Carlow-Kilkenny Results: Count finishes with dramatic last-minute turnaround

Fianna Fáil and Fine Gael claim two seats each, and Sinn Féin gets one

Sinn Féın candidate Kathleen Funchion and John Paul Phelan of Fine Gael celebrate with their supporters as they both secure a seat in Carlow-Kilkenny. Video: Colm Keena


The Carlow Kilkenny count finished with a dramatic last-minute turnaround that saw Fianna Fáil and Fine Gael claim two seats each, and Sinn Féin one.
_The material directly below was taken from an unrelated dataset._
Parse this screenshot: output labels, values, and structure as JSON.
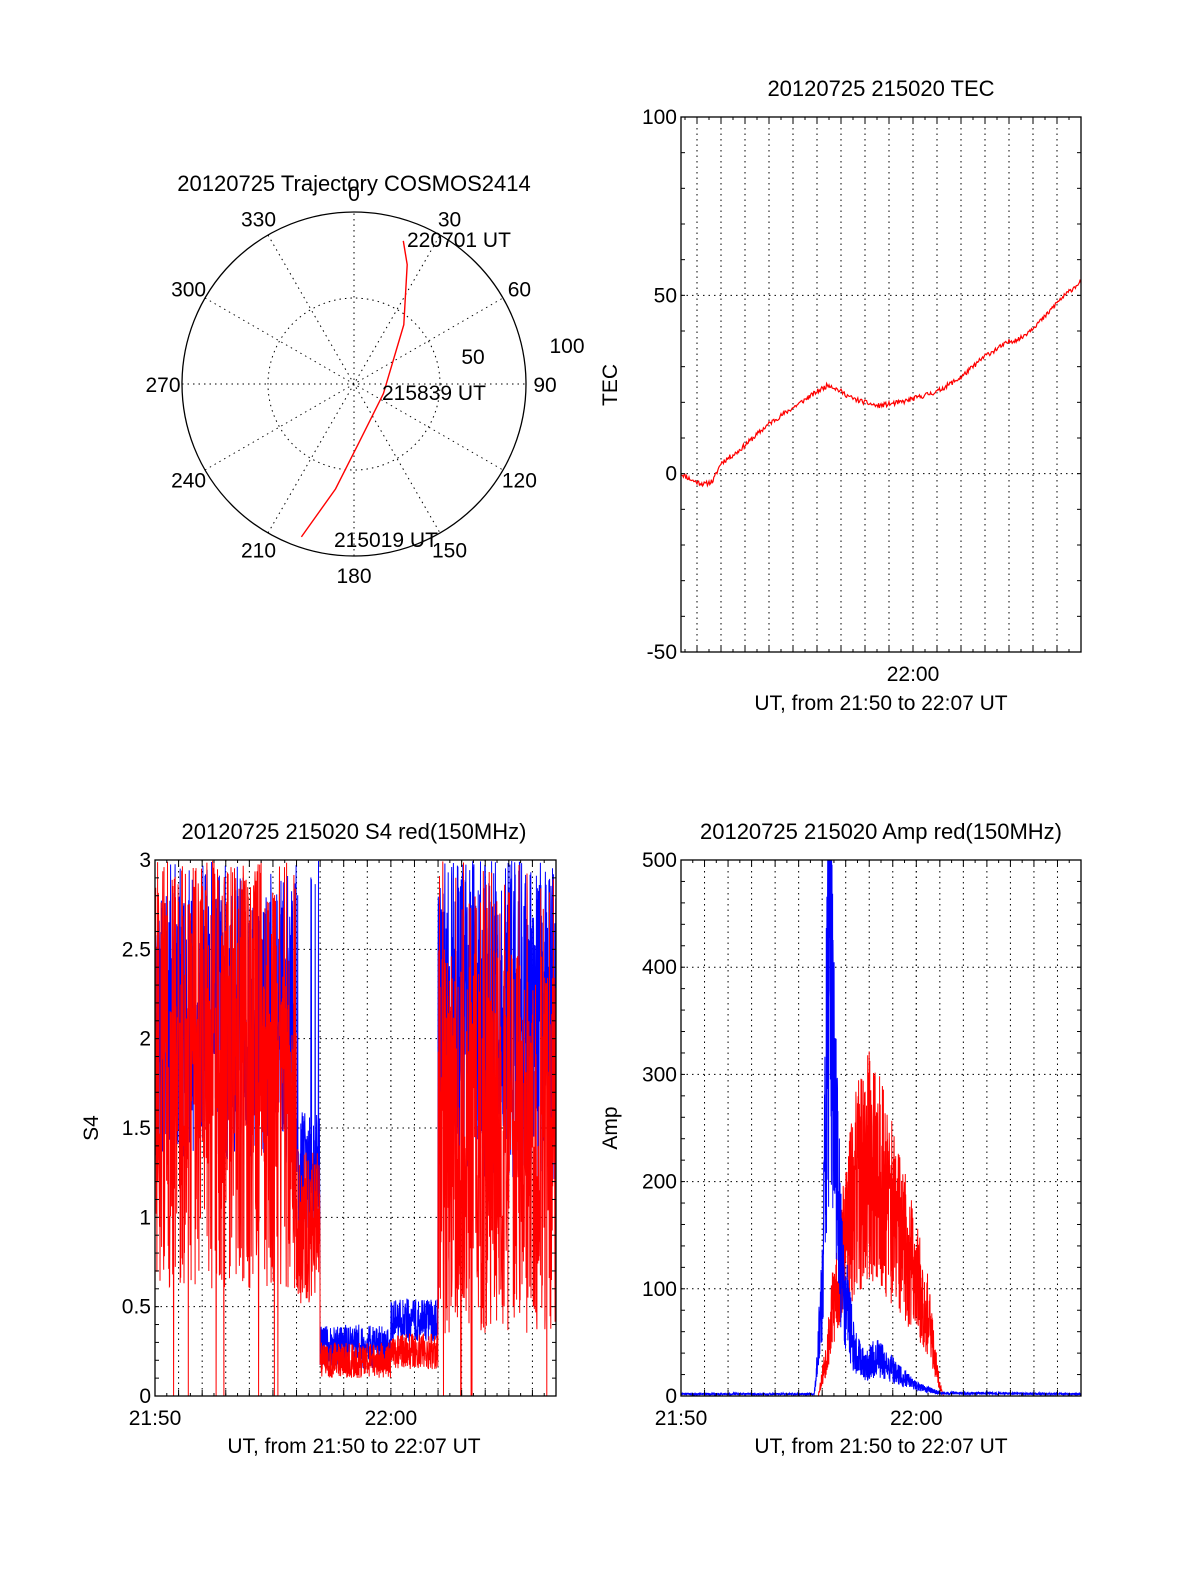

During much of the count it had appeared that Fianna Fáil would win three seats and Jennifer Murnane O’Connor (FF) arrived in the count centre to hugs and cheers only to see weak transfers to the Carlow-based candidate causing her party’s dream of three-seats turn to ashes.

John McGuinness (FF) was the poll-topper and was elected on the fifth count. Kathleen Funchion (SF) and John Paul Phelan (FG) were elected on the tenth count, and on the distribution of his surplus Bobby Aylward (FF) and Pat Deering (FG) were deemed elected having not reached the quota.

Carlow-based Deering came surging from behind to pass out Murnane-O’Connor during the surplus distribution, having sat in the centre looking dejected for most of the day.

Labour junior minister Ann Phelan never looked in the running and did not attend the count centre. The count was completed by midnight.

Fianna Fáil got 40.38 per cent of the first preference votes, Fine Gael got 27.35 per cent, and Sinn Féin got 27.35.

Speaking to The Irish Times after his election, Mr Phelan said the people have voted against Fine Gael and Labour and it was up to Fianna Fáil, Sinn Féin, and the Independents to now form a government.

There was no appetite in Fine Gael for going into government with Fianna Fáil, he said, adding that he was basing his view on talks he had during the day with fellow party members, including ministers.

Mr Phelan said Fine Gael had lost the election campaign because it had run a “badly organised and badly managed” campaign.

This was not Enda Kenny’s fault, he said, as he had not crafted the campaign message. However, he agreed that as party leader, the Taoiseach was responsible “for appointing some people to some positions”.

The Fine Gael message did well in south Dublin, but not in rural Ireland, he added.